Equivariant Hypergraph Diffusion Neural Operators
This work addresses the problem of modeling irregular higher-order relations in data for researchers and practitioners in graph learning, offering a novel architecture with proven expressiveness and computational efficiency.
The paper tackles the challenge of designing hypergraph neural networks (HNNs) that can model complex higher-order relations efficiently, proposing ED-HNN, which provably represents equivariant hypergraph diffusion operators and achieves over 2% accuracy improvement on four out of nine real-world datasets for node classification.
Hypergraph neural networks (HNNs) using neural networks to encode hypergraphs provide a promising way to model higher-order relations in data and further solve relevant prediction tasks built upon such higher-order relations.

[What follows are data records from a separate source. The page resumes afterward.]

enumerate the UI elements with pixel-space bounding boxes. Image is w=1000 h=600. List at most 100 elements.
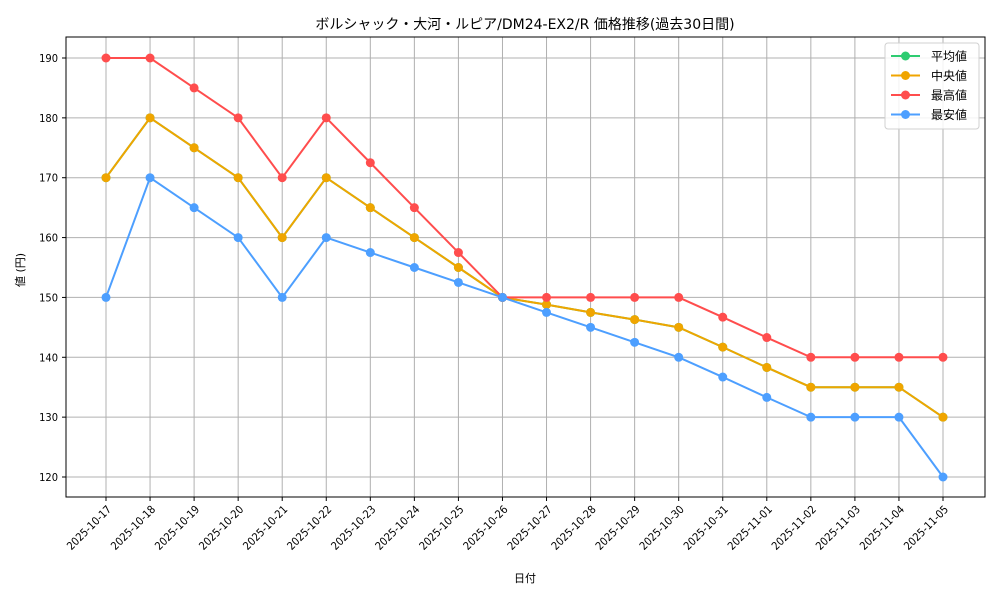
series-line xyxy=(106,57,943,359)
data-point xyxy=(938,472,948,482)
x-tick-label: 2025-10-31 xyxy=(681,503,731,553)
grid-lines xyxy=(66,37,985,497)
y-tick-label: 130 xyxy=(39,411,58,424)
data-point xyxy=(762,362,772,372)
data-point xyxy=(894,412,904,422)
data-point xyxy=(101,53,111,63)
data-point xyxy=(542,300,552,310)
y-tick-label: 120 xyxy=(39,471,58,484)
legend-marker-icon xyxy=(901,110,910,119)
data-point xyxy=(453,277,463,287)
y-axis-ticks: 120 130 140 150 160 170 180 190 xyxy=(39,52,66,484)
data-point xyxy=(409,233,419,243)
data-point xyxy=(409,263,419,272)
data-point xyxy=(321,113,331,123)
data-point xyxy=(145,173,155,183)
data-point xyxy=(718,342,728,352)
data-point xyxy=(894,352,904,362)
series-中央値 xyxy=(101,113,948,422)
x-tick-label: 2025-10-17 xyxy=(64,503,114,553)
series-line xyxy=(105,176,944,478)
data-point xyxy=(145,113,155,123)
series-layer xyxy=(101,53,948,482)
data-point xyxy=(365,203,375,213)
data-point xyxy=(586,292,596,302)
data-point xyxy=(365,158,375,168)
x-tick-label: 2025-11-01 xyxy=(725,503,775,553)
x-tick-label: 2025-10-21 xyxy=(240,503,290,553)
data-point xyxy=(850,352,860,362)
data-point xyxy=(806,382,816,392)
data-point xyxy=(101,173,111,183)
legend-marker-icon xyxy=(901,90,910,100)
data-point xyxy=(497,292,507,302)
x-tick-label: 2025-10-30 xyxy=(637,503,687,553)
data-point xyxy=(189,203,199,213)
y-tick-label: 180 xyxy=(39,112,58,125)
data-point xyxy=(542,307,552,317)
x-tick-label: 2025-10-22 xyxy=(285,503,335,553)
x-tick-label: 2025-11-02 xyxy=(769,503,819,553)
data-point xyxy=(101,292,111,302)
y-axis-label: 値 (円) xyxy=(14,253,27,287)
x-tick-label: 2025-10-23 xyxy=(329,503,379,553)
data-point xyxy=(409,203,419,213)
legend-item: 最高値 xyxy=(891,88,967,103)
data-point xyxy=(586,322,596,332)
legend-label: 平均値 xyxy=(931,49,967,64)
data-point xyxy=(762,333,772,343)
y-tick-label: 160 xyxy=(39,232,58,245)
data-point xyxy=(189,83,199,93)
data-point xyxy=(277,233,287,243)
x-tick-label: 2025-11-03 xyxy=(813,503,863,553)
y-tick-label: 140 xyxy=(39,351,58,364)
data-point xyxy=(762,392,772,402)
x-tick-label: 2025-10-25 xyxy=(417,503,467,553)
data-point xyxy=(586,307,596,317)
data-point xyxy=(938,352,948,362)
data-point xyxy=(674,292,684,302)
x-tick-label: 2025-10-24 xyxy=(373,503,423,553)
legend-item: 平均値 xyxy=(891,49,967,64)
data-point xyxy=(233,233,243,243)
legend-label: 最高値 xyxy=(931,88,967,103)
series-line xyxy=(105,116,944,418)
data-point xyxy=(850,382,860,392)
data-point xyxy=(453,263,463,272)
x-axis-label: 日付 xyxy=(514,572,536,585)
data-point xyxy=(277,292,287,302)
series-line xyxy=(105,116,944,418)
chart-title: ボルシャック・大河・ルピア/DM24-EX2/R 価格推移(過去30日間) xyxy=(315,17,734,33)
data-point xyxy=(674,352,684,362)
x-tick-label: 2025-10-28 xyxy=(549,503,599,553)
data-point xyxy=(630,337,640,347)
legend-label: 中央値 xyxy=(931,68,967,83)
x-tick-label: 2025-10-27 xyxy=(505,503,555,553)
x-tick-label: 2025-10-18 xyxy=(108,503,158,553)
y-tick-label: 170 xyxy=(39,172,58,185)
data-point xyxy=(850,412,860,422)
legend-item: 最安値 xyxy=(891,107,967,122)
data-point xyxy=(145,53,155,63)
x-tick-label: 2025-10-29 xyxy=(593,503,643,553)
data-point xyxy=(189,143,199,153)
x-tick-label: 2025-10-26 xyxy=(461,503,511,553)
data-point xyxy=(630,292,640,302)
data-point xyxy=(806,412,816,422)
data-point xyxy=(542,292,552,302)
data-point xyxy=(365,248,375,258)
data-point xyxy=(938,412,948,422)
data-point xyxy=(233,113,243,123)
legend-label: 最安値 xyxy=(931,107,967,122)
data-point xyxy=(894,382,904,392)
x-axis-ticks: 2025-10-172025-10-182025-10-192025-10-20… xyxy=(64,497,951,553)
data-point xyxy=(630,315,640,325)
x-tick-label: 2025-10-20 xyxy=(196,503,246,553)
data-point xyxy=(718,312,728,322)
series-最高値 xyxy=(101,53,948,362)
legend-box xyxy=(884,42,980,130)
series-平均値 xyxy=(101,113,948,422)
plot-frame xyxy=(65,36,986,498)
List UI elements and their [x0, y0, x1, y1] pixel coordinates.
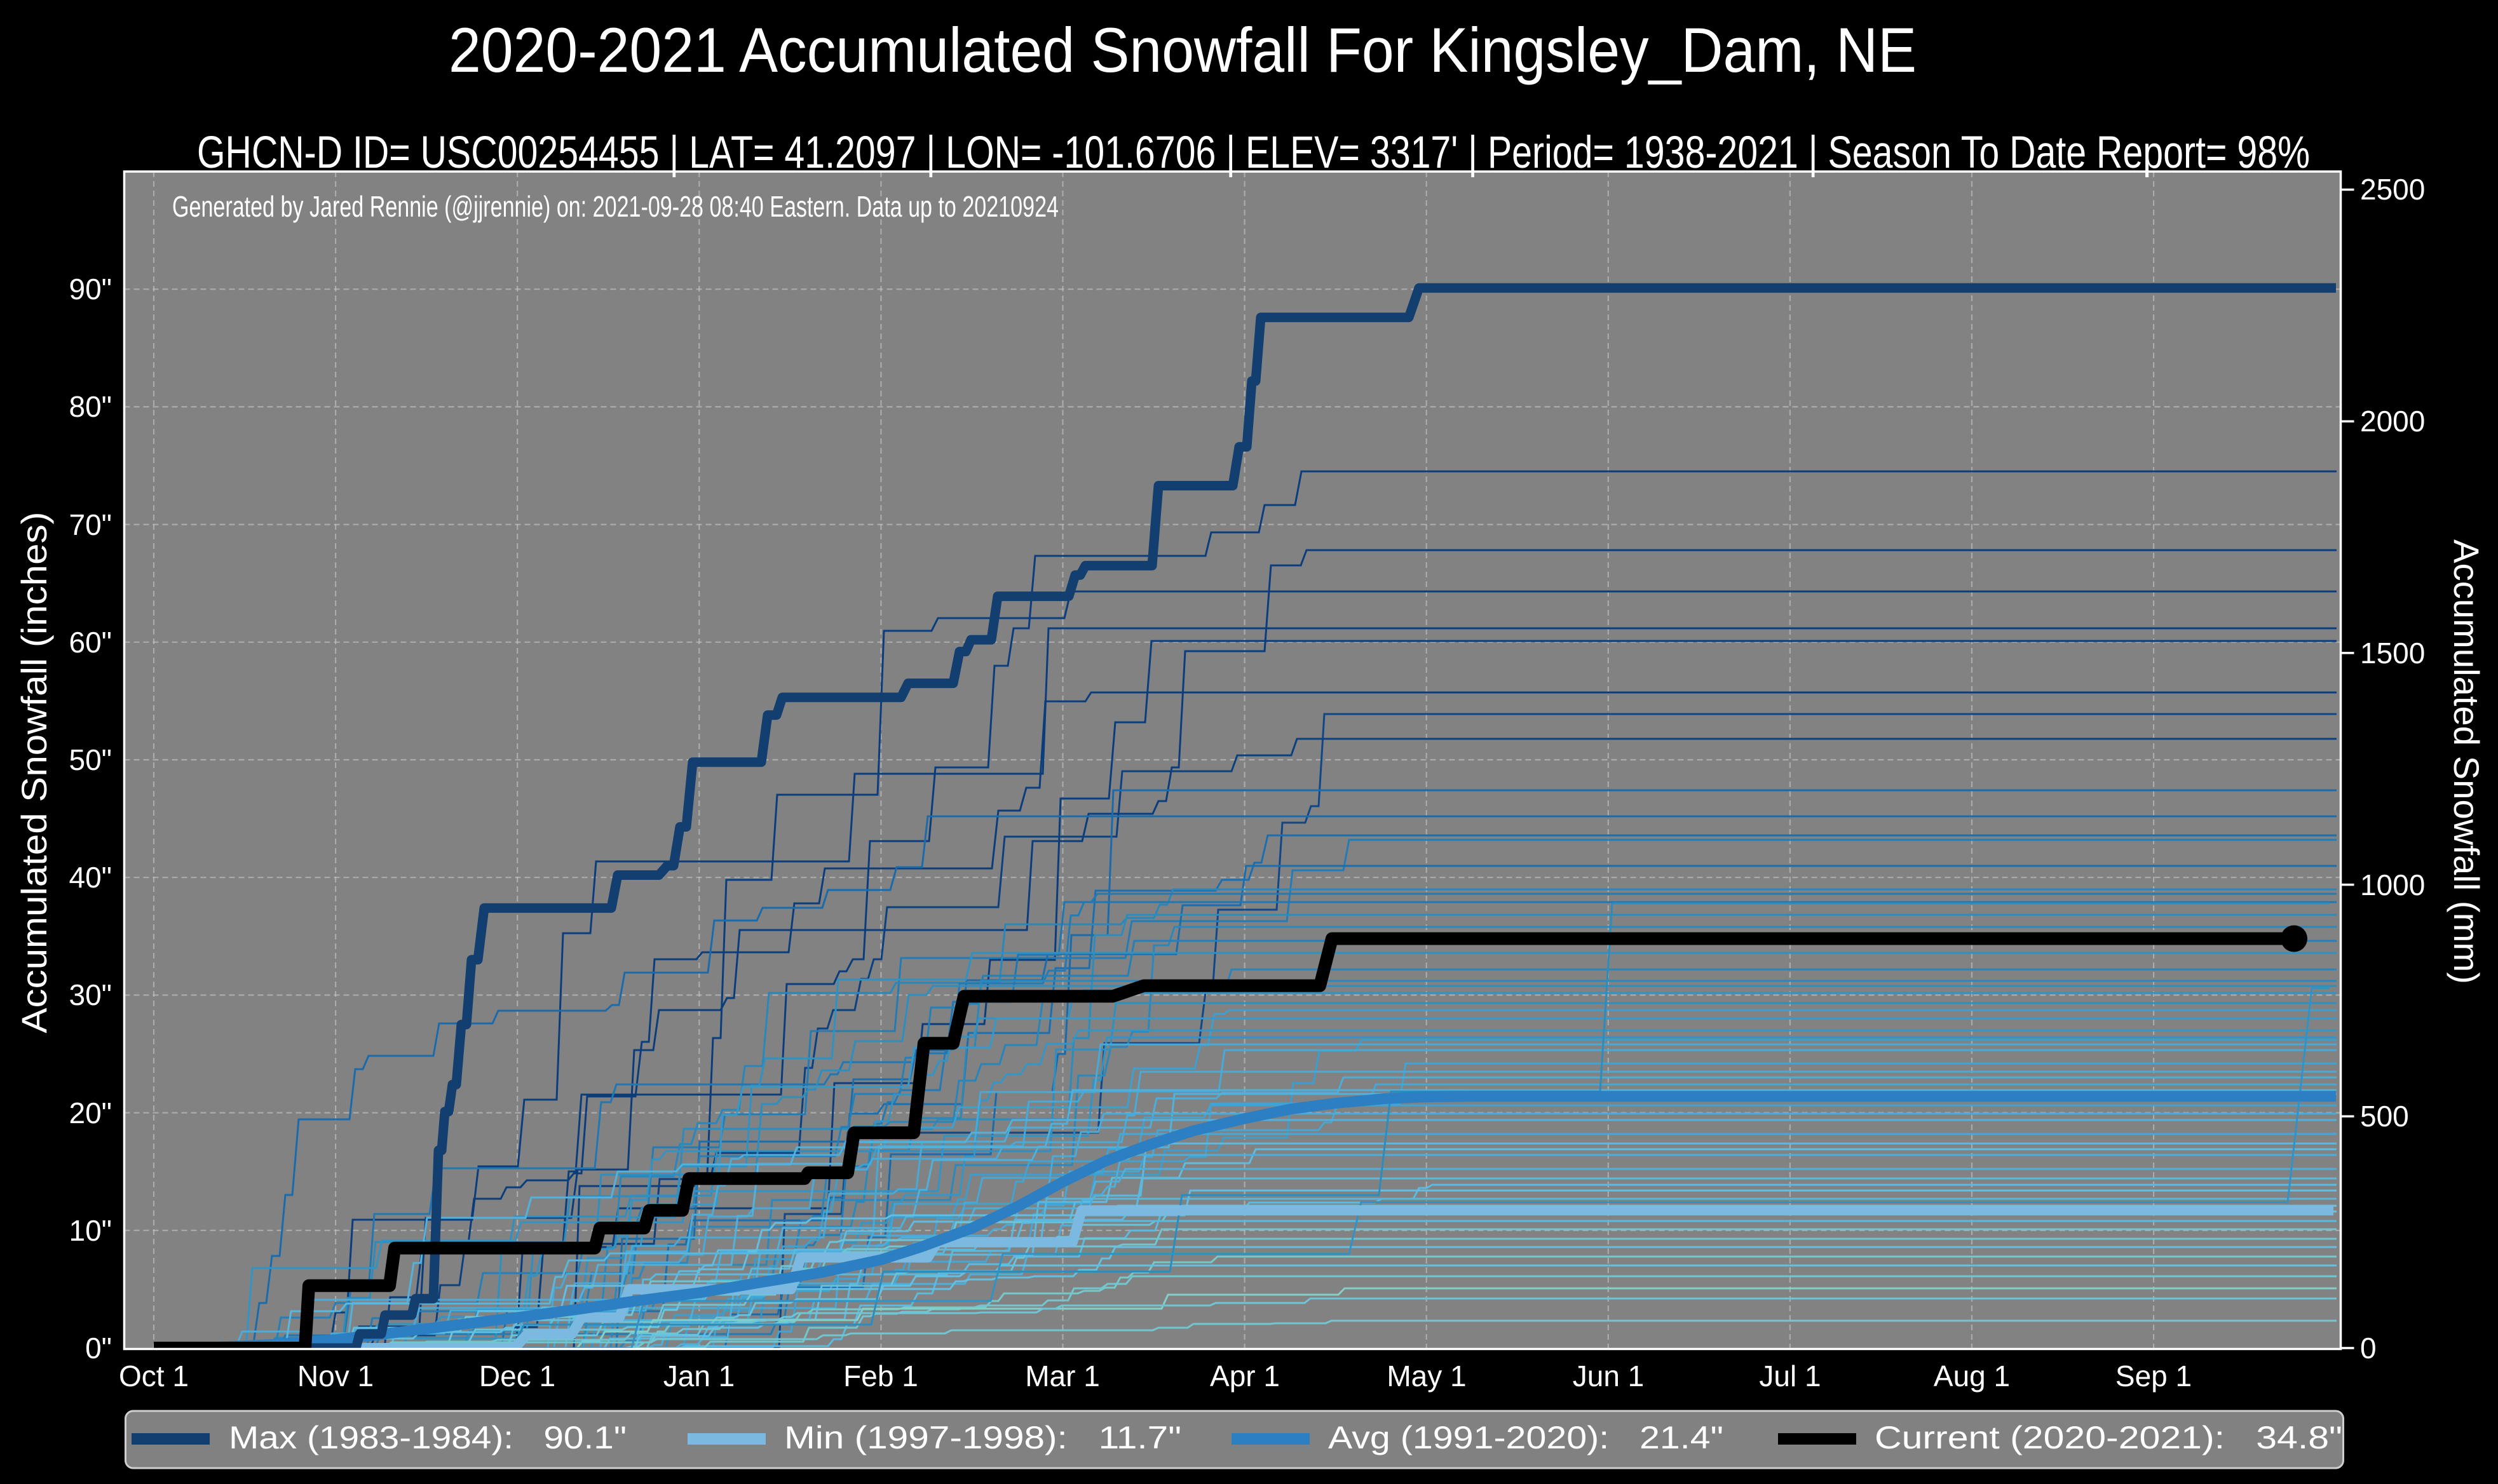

However, higher-order relations in practice contain complex patterns and are often highly irregular. So, it is often challenging to design an HNN that suffices to express those relations while keeping computational efficiency. Inspired by hypergraph diffusion algorithms, this work proposes a new HNN architecture named ED-HNN, which provably represents any continuous equivariant hypergraph diffusion operators that can model a wide range of higher-order relations. ED-HNN can be implemented efficiently by combining star expansions of hypergraphs with standard message passing neural networks. ED-HNN further shows great superiority in processing heterophilic hypergraphs and constructing deep models. We evaluate ED-HNN for node classification on nine real-world hypergraph datasets. ED-HNN uniformly outperforms the best baselines over these nine datasets and achieves more than 2\%$\uparrow$ in prediction accuracy over four datasets therein.